Zeedyk said promoting educational programs and raising awareness are important to fighting food insecurity on college campuses.
“Some people don’t even know what it means to be food insecure,” Thomas said. “Understanding that will give you a better look into food insecurity, especially at IU.”
Zeedyk said that IU Campus Kitchen is currently working with IU Dining to launch a program that allows the IU Campus Kitchen to take the dining halls’ leftover food and redistribute it to students. Zeedyk said that he hopes to see the program launch within the next two semesters.
The IU Food Institute is also working to promote sustainable and reliable food sources through The Real Food Challenge. The Real Food Challenge is a national organization that provides colleges and universities with resources aimed at developing sustainable, local, fair and humane food sources. The standards constituting “real food” includes being local/community based, humane, fairly traded and ecologically sound.
According to Jodee Smith, assistant director of the IU Food Institute, in the 2014 fiscal year, the year that the first Real Food Calculator was initiated at IU, only 3.8% of food qualified as “real food.”
“For many years, the IU Food Institute, engaged faculty, passionate student interns, and campus co-leaders like IU Dining and Sustain IU have worked to promote the Real Food Challenge on campus and to shift food procurement to suppliers who meet sustainability standards,” Smith said in an email.

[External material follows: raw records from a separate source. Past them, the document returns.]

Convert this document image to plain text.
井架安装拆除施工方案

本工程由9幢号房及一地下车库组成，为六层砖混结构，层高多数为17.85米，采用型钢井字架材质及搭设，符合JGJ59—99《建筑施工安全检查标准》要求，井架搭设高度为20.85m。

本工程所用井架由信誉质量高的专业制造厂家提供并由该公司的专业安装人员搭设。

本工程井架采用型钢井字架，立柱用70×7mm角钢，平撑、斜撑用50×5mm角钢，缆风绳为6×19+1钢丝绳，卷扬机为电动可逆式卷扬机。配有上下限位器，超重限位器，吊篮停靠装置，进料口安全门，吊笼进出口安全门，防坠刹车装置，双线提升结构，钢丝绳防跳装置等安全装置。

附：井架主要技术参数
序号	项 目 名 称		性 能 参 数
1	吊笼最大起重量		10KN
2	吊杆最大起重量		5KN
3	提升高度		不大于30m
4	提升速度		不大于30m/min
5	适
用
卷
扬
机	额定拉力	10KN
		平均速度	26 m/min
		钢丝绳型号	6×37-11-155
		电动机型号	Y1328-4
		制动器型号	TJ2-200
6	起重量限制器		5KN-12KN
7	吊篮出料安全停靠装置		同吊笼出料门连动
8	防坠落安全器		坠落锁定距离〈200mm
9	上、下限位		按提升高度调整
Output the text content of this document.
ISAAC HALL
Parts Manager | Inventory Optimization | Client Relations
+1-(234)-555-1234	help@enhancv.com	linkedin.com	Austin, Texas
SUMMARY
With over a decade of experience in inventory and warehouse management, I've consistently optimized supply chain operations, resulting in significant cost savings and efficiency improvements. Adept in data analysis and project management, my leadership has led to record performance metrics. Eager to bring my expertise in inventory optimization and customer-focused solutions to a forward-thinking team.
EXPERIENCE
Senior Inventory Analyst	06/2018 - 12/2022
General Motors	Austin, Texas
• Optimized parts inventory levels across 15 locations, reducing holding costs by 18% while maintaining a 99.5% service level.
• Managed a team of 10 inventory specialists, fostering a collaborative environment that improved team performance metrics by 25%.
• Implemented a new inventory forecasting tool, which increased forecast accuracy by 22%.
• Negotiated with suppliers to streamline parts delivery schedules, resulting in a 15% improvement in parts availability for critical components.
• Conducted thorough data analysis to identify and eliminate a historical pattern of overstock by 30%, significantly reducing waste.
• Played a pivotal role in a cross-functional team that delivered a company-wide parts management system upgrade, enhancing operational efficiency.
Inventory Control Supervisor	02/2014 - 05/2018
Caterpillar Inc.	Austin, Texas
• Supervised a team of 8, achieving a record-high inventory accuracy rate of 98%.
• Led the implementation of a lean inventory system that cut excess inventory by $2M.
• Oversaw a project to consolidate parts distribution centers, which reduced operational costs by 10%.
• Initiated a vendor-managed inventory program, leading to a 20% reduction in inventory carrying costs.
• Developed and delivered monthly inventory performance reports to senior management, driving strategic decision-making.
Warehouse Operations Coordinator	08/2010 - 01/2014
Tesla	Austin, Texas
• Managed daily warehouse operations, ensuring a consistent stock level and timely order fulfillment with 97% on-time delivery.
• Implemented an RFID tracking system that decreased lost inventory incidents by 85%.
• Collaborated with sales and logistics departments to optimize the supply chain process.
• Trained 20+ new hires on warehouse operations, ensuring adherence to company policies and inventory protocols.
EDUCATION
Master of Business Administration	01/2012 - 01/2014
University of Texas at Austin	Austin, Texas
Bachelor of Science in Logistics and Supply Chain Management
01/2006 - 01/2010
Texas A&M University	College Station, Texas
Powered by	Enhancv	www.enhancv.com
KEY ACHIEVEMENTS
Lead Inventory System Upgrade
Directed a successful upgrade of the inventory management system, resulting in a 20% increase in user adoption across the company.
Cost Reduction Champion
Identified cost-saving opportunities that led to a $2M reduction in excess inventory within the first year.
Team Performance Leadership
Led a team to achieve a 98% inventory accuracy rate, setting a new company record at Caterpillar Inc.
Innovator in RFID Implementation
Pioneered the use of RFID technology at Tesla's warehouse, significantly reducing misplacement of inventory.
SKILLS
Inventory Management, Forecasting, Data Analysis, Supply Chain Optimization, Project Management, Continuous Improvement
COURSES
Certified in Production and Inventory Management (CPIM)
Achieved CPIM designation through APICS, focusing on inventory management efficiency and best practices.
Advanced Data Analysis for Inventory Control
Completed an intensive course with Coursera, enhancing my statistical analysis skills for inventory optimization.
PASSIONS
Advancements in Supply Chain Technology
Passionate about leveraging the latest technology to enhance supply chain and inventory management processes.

Smith said from 2017 to 2020, IU increased its purchasing of foods that qualify as “real foods” from 5.59% to 13.10% of expenditures, which totaled $1.87 million. Smith said despite efforts from students and supporting campus groups, like IU Food institute, there has been little commitment from campus leadership on sustainable food purchasing either by committing to the Real Food Challenge standards, or through the creation of a university specific sustainable food purchasing standard.
IU’s current sustainable purchasing policy does not directly address food purchases. Instead, it states the university will avoid wood or paper products derived from old growth forests and that all energy consuming products, appliances and equipment purchased should be Energy Star qualified “whenever possible or practical.”